Barbie: uma imagem que aprisiona



Barbie: uma imagem que aprisiona

Por Lais/Equipe 
13 julho 2012

"Barbie: uma imagem que aprisiona", esse foi o título do meu trabalho de conclusão de curso de Psicologia há alguns anos atrás. Mas, posso dizer que essa boneca loira e linda sempre chamou minha atenção não só pelos belos modelitos que exibia ou por seus 10 cm de quadril e 12,5 de busto. Barbie prometeu a todas as meninas de minha geração um mundo cor de rosa repleto de acessórios e acabou nos aprisionando nesse sonho.

Agora, vamos há um pouco de história.No final dos anos 50 o casal Ruth e Elliot Handler, fundadores da fábrica de brinquedos Mattel, encontraram um nicho de mercado, ainda não explorado, ao observar as brincadeiras de sua filha Barbara de 7 anos com bonecas de papel. Nessa época não existia uma boneca tridimensional de corpo adulto com a qual a criança pudesse fantasiar e realizar seus sonhos. Foi nesse momento que Ruth criou a Barbie e seu mundo "Pink" revolucionando para sempre as brincadeiras das meninas que, até então, brincavam exclusivamente com bebês como um exercício para a maternidade.

Desde a chegada da Barbie nas prateleiras, garotas do mundo todo passaram então a experimentar, em suas brincadeiras, a falsa idéia de que as mulheres adultas podiam ser o que desejassem: médicas, astronautas, bailarinas, mas claro, desde que fossem magras e belas. Assim, a boneca virou o jogo e passou não só a ditar as regras da brincadeira, mas também os desejos da garotada; por esgotar em seu corpo magro, oco e de plástico com as possibilidades de ser, pois passava valores que priorizavam o ter.

Barbie, hoje com mais de 50 anos de idade, continua sendo a boneca mais amada e vendida no mundo todo e acabou conquistando um fã clube de mais de 18 milhões de membros, desfiles inspirados em seus modelos de roupa, exposições em museus mundo afora e até mais de 36 cirurgias plásticas em um único corpo.
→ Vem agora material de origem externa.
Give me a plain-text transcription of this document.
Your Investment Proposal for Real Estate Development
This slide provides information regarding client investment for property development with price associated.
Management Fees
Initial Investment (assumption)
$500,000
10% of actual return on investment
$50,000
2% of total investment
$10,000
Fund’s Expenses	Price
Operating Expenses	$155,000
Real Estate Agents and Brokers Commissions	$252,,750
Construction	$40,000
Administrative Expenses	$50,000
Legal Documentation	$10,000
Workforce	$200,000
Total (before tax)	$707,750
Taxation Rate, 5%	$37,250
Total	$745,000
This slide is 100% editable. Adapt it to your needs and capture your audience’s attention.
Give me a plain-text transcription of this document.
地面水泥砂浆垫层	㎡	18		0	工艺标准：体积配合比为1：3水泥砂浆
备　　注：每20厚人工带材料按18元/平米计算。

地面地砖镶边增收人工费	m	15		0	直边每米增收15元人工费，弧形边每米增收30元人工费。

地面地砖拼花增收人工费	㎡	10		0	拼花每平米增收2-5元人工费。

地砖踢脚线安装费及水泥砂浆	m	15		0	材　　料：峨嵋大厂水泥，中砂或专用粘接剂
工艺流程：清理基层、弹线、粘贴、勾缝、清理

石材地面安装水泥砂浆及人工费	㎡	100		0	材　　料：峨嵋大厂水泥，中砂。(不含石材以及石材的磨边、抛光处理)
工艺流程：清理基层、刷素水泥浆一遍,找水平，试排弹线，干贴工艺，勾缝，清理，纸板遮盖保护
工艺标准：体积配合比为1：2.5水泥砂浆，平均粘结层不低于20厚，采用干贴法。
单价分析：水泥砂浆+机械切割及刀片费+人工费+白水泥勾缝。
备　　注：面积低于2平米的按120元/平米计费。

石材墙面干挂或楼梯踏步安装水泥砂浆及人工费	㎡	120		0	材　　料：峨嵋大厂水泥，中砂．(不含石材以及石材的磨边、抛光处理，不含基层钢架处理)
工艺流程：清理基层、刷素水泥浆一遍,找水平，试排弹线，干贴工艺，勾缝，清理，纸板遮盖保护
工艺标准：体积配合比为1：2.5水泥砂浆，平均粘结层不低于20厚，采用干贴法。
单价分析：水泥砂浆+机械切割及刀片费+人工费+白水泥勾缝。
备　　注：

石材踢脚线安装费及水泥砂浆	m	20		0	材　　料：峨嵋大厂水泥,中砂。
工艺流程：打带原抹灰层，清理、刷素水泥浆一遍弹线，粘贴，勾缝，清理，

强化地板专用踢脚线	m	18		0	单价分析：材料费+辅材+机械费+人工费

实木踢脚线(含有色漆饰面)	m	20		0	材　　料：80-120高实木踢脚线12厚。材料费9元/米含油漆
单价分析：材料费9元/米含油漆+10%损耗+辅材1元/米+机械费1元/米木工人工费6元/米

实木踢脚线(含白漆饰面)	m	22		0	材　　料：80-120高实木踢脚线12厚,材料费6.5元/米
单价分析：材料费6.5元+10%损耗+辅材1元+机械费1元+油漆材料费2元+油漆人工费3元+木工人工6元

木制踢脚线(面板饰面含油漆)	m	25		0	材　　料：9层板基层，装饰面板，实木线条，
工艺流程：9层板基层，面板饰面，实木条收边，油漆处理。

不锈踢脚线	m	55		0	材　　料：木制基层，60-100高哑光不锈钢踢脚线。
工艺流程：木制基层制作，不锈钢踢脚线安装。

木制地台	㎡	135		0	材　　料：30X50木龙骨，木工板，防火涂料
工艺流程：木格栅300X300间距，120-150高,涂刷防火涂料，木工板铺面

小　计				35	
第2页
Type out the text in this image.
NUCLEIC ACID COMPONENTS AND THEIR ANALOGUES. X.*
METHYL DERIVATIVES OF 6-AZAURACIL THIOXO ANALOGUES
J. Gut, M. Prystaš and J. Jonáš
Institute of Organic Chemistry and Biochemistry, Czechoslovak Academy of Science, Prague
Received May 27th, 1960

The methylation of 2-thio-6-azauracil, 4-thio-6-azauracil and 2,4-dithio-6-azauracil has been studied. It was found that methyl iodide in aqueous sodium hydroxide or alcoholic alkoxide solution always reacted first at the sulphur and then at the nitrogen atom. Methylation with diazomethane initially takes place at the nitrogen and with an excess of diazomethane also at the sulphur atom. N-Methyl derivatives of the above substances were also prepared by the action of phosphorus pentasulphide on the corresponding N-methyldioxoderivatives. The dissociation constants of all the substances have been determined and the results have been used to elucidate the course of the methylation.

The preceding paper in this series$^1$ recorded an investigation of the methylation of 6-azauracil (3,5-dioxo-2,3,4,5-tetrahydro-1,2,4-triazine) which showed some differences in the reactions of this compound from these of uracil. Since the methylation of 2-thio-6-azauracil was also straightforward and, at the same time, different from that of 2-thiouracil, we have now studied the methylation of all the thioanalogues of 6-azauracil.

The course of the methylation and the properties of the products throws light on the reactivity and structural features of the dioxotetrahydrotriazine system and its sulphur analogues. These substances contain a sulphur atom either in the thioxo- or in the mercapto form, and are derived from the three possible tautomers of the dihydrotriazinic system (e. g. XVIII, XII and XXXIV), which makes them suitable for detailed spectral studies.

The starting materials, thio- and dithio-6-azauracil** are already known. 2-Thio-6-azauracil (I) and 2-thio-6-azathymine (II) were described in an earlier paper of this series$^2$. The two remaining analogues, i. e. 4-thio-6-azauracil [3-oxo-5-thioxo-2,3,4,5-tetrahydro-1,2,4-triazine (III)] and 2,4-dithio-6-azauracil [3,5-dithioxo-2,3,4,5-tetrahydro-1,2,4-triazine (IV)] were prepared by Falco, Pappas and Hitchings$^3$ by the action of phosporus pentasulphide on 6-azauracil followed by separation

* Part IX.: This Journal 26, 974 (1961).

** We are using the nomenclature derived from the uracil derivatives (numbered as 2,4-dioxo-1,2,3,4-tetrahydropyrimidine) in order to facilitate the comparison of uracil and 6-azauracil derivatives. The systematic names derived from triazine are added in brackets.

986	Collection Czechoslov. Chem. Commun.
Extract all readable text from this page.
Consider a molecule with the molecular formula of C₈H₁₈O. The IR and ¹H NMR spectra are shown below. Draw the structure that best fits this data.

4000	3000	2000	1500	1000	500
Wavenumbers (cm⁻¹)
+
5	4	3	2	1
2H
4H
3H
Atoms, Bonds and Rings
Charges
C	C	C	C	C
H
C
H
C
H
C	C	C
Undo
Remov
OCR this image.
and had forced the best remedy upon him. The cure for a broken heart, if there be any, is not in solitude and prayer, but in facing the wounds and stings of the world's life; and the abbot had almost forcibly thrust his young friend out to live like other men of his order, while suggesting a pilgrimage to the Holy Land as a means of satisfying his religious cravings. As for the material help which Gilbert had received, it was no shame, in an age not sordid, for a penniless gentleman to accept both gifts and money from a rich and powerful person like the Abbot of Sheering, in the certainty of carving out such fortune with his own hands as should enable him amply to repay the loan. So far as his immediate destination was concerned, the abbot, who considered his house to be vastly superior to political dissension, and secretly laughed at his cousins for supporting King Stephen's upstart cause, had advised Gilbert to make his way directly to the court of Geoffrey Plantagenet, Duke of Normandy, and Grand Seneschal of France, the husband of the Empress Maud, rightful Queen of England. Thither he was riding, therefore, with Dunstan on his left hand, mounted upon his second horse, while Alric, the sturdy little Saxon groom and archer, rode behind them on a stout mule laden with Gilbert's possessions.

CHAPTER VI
A estética da Barbie é hoje imposta pela cultura da moda e, principalmente, pelas imagens publicitárias mobilizando milhões de meninas e adolescentes a fazer de tudo para conquistar o corpo ideal vendido como passaporte para a felicidade.

Esse fato é tão verdadeiro que na semana passada um exemplo chegou à maioria dos jornais brasileiros chocando a todos: Duas adolescentes inglesas de 16 anos, da cidade de Crewkerne, chegaram ao baile de formatura do colégio empacotadas dentro de caixas da Barbie em tamanho natural, como verdadeiras bonecas de plástico encenando uma entrada triunfal. As caixas de papelão de 1,80 m X 0,60, com flores pintadas a mão, foram feitas por uma das mães que gastou 250 libras para realizar o sonho das meninas.

Bom, se a intenção era roubar a cena elas conseguiram. A cidade toda parou para vê-las passar, aprisionadas em seu sonho de infância. Onde vamos parar? No baile de formatura! Agora, vale a reflexão... Se de alguma maneira, nós mulheres nos libertamos dos espartilhos de nossas bisavós, as adolescentes da atualidade continuam aprisionadas ao culto do corpo perfeito numa busca incansável pela magreza e felicidade que não lhes dá sossego.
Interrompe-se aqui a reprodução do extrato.